One of many problems with this poorly-written “conscience clause” is confusion about its scope: the vagueness of the rule could lead it to limiting everything from HIV tests to blood transfusions to emergency contraception for rape victims
Problems with the rule change had already begun cropping up. Two alarming examples from the American College of Obstetrics and Gynecology:
In one, a Virginia mother of two became pregnant because she was denied emergency contraception. In another, a rape victim in Texas had her prescription for emergency contraception rejected by a pharmacist.
While some on the right are claiming this a rabid pro-choice move, we beg to differ.
First of all, revisiting the Bush “conscience clause” rule does NOT mean that providers who object to performing abortions will have to provide them. No provider will have to perform abortions against their will. There is a 30-year history of legislation (three separate laws in fact) that protects such providers. (Someone needs to tell FRC, since Tony Perkins thinks “…President Obama is planning to bow down to pro-abortion forces [to] stop enforcement of laws enacted to protect the choice of healthcare providers not to participate in abortion.”)

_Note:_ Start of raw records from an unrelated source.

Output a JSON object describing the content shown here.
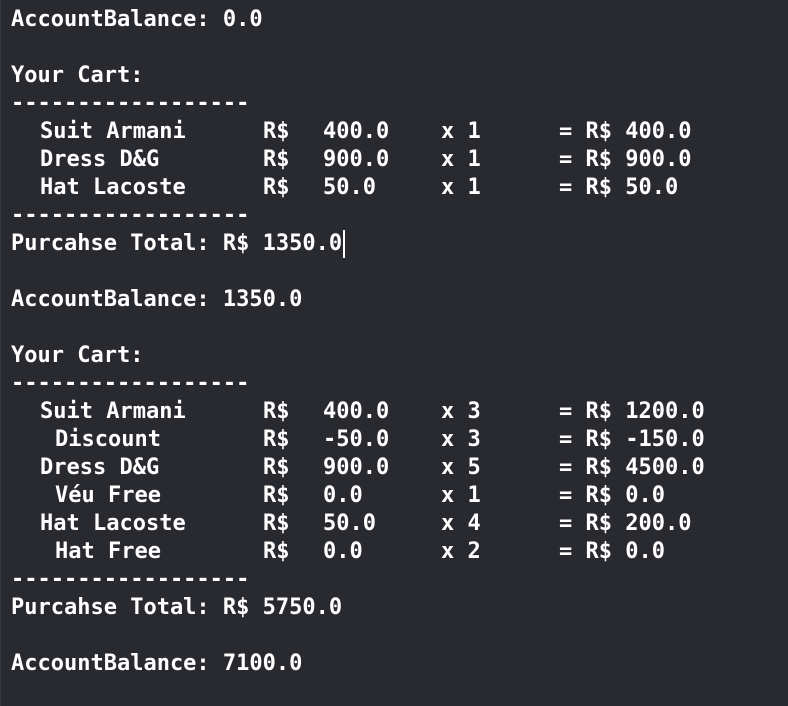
{
  "separator": "------------------",
  "blocks": [
    {
      "balance_before": "AccountBalance: 0.0",
      "cart_title": "Your Cart:",
      "items": [
        {
          "name": "Suit Armani",
          "indent": false,
          "currency": "R$",
          "price": "400.0",
          "qty": "x 1",
          "total": "= R$ 400.0"
        },
        {
          "name": "Dress D&G",
          "indent": false,
          "currency": "R$",
          "price": "900.0",
          "qty": "x 1",
          "total": "= R$ 900.0"
        },
        {
          "name": "Hat Lacoste",
          "indent": false,
          "currency": "R$",
          "price": "50.0",
          "qty": "x 1",
          "total": "= R$ 50.0"
        }
      ],
      "purchase_total": "Purcahse Total: R$ 1350.0"
    },
    {
      "balance_before": "AccountBalance: 1350.0",
      "cart_title": "Your Cart:",
      "items": [
        {
          "name": "Suit Armani",
          "indent": false,
          "currency": "R$",
          "price": "400.0",
          "qty": "x 3",
          "total": "= R$ 1200.0"
        },
        {
          "name": "Discount",
          "indent": true,
          "currency": "R$",
          "price": "-50.0",
          "qty": "x 3",
          "total": "= R$ -150.0"
        },
        {
          "name": "Dress D&G",
          "indent": false,
          "currency": "R$",
          "price": "900.0",
          "qty": "x 5",
          "total": "= R$ 4500.0"
        },
        {
          "name": "Véu Free",
          "indent": true,
          "currency": "R$",
          "price": "0.0",
          "qty": "x 1",
          "total": "= R$ 0.0"
        },
        {
          "name": "Hat Lacoste",
          "indent": false,
          "currency": "R$",
          "price": "50.0",
          "qty": "x 4",
          "total": "= R$ 200.0"
        },
        {
          "name": "Hat Free",
          "indent": true,
          "currency": "R$",
          "price": "0.0",
          "qty": "x 2",
          "total": "= R$ 0.0"
        }
      ],
      "purchase_total": "Purcahse Total: R$ 5750.0"
    }
  ],
  "final_balance": "AccountBalance: 7100.0"
}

The “conscience clause” is not only vague and potentially harmful to patients, but it also undermines the goal of reducing abortions because it potentially blocks women’s access to services like birth control. Consider: 98% of women of child-bearing age, who have ever had sexual intercourse, have used some form of contraception. Obviously, contraception is key to preventing unintended pregnancies. Preventing access to contraception runs counter to the Obama administration’s clearly stated goal of preventing unintended pregnancies and reducing abortions.
Also important to note: HHS is holding a 30-day comment period, open to the public. The Obama Administration is concerned about the consequences of the scope of the Bush “conscience clause,” but they also understand the need to clarify the existing rules and want to fully understand and address the concerns of providers.